6. Headers and Footers
For repeated information use the Header and Footer function, e.g. logos, rules, page numbers, section headings, etc. Use the exact same footer wherever possible for all your templates for consistency.
Use the Header and Footer tab in Word for greater control; you can create a different first page to create a cover for the document and each section, change the margins, link or unlink the section to the previous — handy if you have a different header but the same footer as the previous section. Remember to place the cursor in the header for the header options and footer for footer options — they are independent of each other.
Use styles for EVERY format change. Give them consistent, simple names so they are easy for the user to navigate through in the Ribbon or Formatting Palette.
Use paragraph styles for headings and whole paragraph formatting. Use character styles for individual word formatting, e.g. bold-up a word and make it red. If you create a style for every conceivable format occurrence in your template you will avoid users adding or creating their own styles leading to inconsistency in your assets. For example, it’s very useful to create a bulleted paragraph style with custom image or colour and symbol.
Styles can indicate change of font, point size, case, colour, paragraph, tab, indent, border, bullet type, numbered list type, line spacing. You can even create a default table style with your brand colours and then create paragraph and character styles for the table text.
In addition, you now have access to auto Table of Contents creation as the TOC uses Styles. No more messing about with page numbers the TOC automatically creates them AND updates them.
Additional tip, if your style uses white text do not use the Theme colour white, or it will show as white in the Ribbon and Formatting Palette preview, i.e. invisible! Create the colour white as a new colour instead and the style will now show as black in the preview.

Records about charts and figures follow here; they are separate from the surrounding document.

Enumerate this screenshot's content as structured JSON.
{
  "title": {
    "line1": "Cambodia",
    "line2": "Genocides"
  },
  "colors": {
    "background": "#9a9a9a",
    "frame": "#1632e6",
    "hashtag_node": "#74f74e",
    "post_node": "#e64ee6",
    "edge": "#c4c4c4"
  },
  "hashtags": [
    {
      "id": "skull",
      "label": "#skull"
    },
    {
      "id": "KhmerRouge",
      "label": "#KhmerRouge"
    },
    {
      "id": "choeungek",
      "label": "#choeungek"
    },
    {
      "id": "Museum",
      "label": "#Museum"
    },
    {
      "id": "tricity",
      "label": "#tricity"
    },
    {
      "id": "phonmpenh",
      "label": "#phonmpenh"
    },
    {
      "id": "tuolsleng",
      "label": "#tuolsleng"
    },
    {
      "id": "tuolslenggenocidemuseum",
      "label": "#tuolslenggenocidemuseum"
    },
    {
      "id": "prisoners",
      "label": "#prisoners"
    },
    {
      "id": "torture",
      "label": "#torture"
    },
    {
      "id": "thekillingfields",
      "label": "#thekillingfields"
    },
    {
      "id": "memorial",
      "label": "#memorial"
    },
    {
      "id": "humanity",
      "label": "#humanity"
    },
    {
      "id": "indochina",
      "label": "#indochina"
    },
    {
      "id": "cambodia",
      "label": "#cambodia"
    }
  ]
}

Styles are THE most important feature of Word for achieving consistency across your comms. Give clear instructions in the template telling the user which style to use and where.
Go to Format > Picture > Layout, click ‘Advanced’ for absolute control over where your objects sit on the page — ensure your icons, logos, text boxes, etc, sit in exactly the same place if they are repeated throughout your document for consistency. To create a consistent top margin — ensure all the elements and text are positioned in the same place at the top of each page throughout the document instead of floating up and down.
Logo use — use the size appropriate for the document size — refer to your brand guidelines. If not supplied, I would advise asking your agency or designer for a set of jpgs and png files sized for A5, A4 and A3 use so you don’t have to work out how much to scale the file by.
Imagery — use the same proportions for all your images. By using the same ratio your images will not look randomly placed on the page. Go to Format > Format Picture > Size and Crop to position the image that shows it off to its best. Alternatively, if you have placed imagery into the template for example use, you can right click on the image and choose ‘Change Picture’, then go back to Crop and adjust the offset x and y values for the best position within the picture frame.
Stay as close to your brand guidelines for designed literature as possible.
Ask your designer or agency for a suite of additional image elements for your templates — intricate lines, logo devices, icons, etc.
Refer to your brand guidelines for layout devices when designing a page with imagery, call out boxes and text, for a case study page for example.
Use the same ‘Space above and below’ measurements for paragraphs that your designed literature uses, use the same heading styles too.
If there is an element of typography that is consistent across all the templates and you need to create more impact than the default font will give you, ask your designer to create this using the corporate font and drop it into the header or footer of your template as a jpg or png.
Hopefully these tips will go a little way to making your comms complement your suite of designed assets instead of being the poor cousin!